Local businesses have even reached out to her about planning beach cleanup events. “I’d love to do that!” she said.
She figures things might slow down a bit in the fall and winter but she is looking forward to the spring and possibly doing events and partnerships with local businesses. “I’ve been drawn to trying to better integrate with the community, learn more about the community, and support local businesses,” she said.
“Everybody has been so welcoming and excited to help.”
She’s asked for people to tag her account and post on IG when they are out picking up trash.
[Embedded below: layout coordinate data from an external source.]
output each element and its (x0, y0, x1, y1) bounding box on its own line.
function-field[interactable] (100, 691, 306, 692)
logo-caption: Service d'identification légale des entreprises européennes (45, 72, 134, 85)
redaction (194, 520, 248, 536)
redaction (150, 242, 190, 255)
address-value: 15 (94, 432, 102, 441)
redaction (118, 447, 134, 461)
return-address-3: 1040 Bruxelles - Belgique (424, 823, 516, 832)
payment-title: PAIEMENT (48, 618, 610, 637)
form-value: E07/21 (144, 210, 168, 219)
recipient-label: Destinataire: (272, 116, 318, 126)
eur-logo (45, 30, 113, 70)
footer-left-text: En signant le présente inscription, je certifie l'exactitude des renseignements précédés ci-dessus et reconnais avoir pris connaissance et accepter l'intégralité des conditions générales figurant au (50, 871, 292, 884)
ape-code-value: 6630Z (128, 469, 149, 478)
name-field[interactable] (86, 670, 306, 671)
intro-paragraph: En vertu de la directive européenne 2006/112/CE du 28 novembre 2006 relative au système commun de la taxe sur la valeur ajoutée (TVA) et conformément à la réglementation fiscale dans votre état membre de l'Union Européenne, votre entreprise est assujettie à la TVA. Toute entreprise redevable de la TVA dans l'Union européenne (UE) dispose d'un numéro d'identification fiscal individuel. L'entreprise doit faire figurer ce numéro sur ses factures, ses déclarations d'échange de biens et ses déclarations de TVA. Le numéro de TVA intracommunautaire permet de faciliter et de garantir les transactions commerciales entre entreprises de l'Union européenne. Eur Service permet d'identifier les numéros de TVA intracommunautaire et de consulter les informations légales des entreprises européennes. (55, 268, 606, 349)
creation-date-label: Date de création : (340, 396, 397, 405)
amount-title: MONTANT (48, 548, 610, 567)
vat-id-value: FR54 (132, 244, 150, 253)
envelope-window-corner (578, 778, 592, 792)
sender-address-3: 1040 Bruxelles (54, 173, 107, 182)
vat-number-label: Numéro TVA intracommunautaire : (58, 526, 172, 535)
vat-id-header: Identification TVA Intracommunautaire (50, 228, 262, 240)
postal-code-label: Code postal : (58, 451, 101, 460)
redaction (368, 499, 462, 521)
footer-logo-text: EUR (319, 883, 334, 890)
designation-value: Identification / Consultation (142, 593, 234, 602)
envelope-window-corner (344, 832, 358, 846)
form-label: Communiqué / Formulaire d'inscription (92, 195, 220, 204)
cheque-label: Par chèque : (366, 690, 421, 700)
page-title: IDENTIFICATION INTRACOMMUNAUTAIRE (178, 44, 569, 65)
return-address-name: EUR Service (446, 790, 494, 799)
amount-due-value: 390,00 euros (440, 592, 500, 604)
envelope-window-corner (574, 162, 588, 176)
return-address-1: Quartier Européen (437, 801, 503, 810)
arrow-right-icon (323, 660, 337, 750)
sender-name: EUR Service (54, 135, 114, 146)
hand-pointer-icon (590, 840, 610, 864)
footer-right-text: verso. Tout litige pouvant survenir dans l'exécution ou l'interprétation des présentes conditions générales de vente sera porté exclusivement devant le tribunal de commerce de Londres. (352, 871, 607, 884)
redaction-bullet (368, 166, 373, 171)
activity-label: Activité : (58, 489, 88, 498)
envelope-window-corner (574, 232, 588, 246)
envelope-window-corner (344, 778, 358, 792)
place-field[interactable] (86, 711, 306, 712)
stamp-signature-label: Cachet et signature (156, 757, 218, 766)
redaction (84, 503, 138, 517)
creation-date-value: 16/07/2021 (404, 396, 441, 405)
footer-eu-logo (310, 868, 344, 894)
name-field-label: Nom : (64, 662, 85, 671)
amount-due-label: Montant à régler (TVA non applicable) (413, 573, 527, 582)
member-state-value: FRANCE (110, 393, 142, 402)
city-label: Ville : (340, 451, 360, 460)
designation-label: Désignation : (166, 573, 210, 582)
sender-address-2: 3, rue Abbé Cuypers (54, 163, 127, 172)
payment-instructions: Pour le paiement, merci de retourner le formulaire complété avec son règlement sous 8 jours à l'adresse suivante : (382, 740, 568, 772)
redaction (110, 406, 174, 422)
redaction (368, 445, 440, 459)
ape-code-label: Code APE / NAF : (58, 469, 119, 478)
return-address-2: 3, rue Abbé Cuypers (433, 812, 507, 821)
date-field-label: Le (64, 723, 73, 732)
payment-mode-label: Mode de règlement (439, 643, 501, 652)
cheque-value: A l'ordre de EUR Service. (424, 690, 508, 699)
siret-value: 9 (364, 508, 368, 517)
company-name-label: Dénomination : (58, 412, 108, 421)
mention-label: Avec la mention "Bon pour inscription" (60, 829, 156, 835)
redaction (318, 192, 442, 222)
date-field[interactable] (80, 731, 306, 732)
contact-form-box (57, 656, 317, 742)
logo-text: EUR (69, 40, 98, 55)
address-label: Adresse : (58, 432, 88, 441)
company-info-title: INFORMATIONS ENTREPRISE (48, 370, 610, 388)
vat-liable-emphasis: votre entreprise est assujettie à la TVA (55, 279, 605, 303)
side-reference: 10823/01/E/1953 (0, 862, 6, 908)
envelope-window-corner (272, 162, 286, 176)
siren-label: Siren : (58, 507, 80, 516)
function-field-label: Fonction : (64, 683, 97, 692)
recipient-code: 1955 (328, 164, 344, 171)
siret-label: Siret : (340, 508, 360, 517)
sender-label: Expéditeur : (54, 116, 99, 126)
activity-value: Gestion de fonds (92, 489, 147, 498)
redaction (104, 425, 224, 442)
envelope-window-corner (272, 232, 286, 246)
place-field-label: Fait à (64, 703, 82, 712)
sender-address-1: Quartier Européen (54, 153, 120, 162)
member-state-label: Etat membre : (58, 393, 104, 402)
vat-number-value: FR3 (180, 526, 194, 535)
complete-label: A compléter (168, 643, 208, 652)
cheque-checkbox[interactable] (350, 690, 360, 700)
Last week, she started getting more action, even with people she doesn’t know who were posting that they were out there. “That’s exciting to see,” Kristin said.
She sees people out there picking up trash who may or may not be doing it through Southie Beach Club. “You don’t see a lot of people doing it but I’m starting to see some more,” she said, noting that when she’s out there, people will stop to say thank you or wave at her.
She sees a lot of the same items every week: a lot of beer bottles (lots of Corona) and Fireball nips, plastic water bottles, straws, Dunkies cups, masks, and surprisingly, a good number of socks. “I guess people wear socks to the beach and take them off there and leave them?”
When she finds nice items, like shoes and beach chairs, she tries to leave them at the beach entrances hoping someone will take them.
Sometimes she leaves her full trash bags next to the cans at the beach because the city picks up trash on Mondays; sometimes she brings them home if they are not too heavy or drippy.
Kristin, originally from Minnesota, and her husband, Matt, who is from Toronto, have lived in South Boston for seven years. Baby Grace is 13 months old. “Even though I’m not born and raised in Southie, I feel like I still have a special connection to Southie,” she said, noting they’ve been welcomed into the neighborhood with open arms.
“For me it’s about both giving back to the environment, because that’s important to me, but also about having pride in our community. We want this place to look nice and we want to take care of it because it’s a place that’s really special.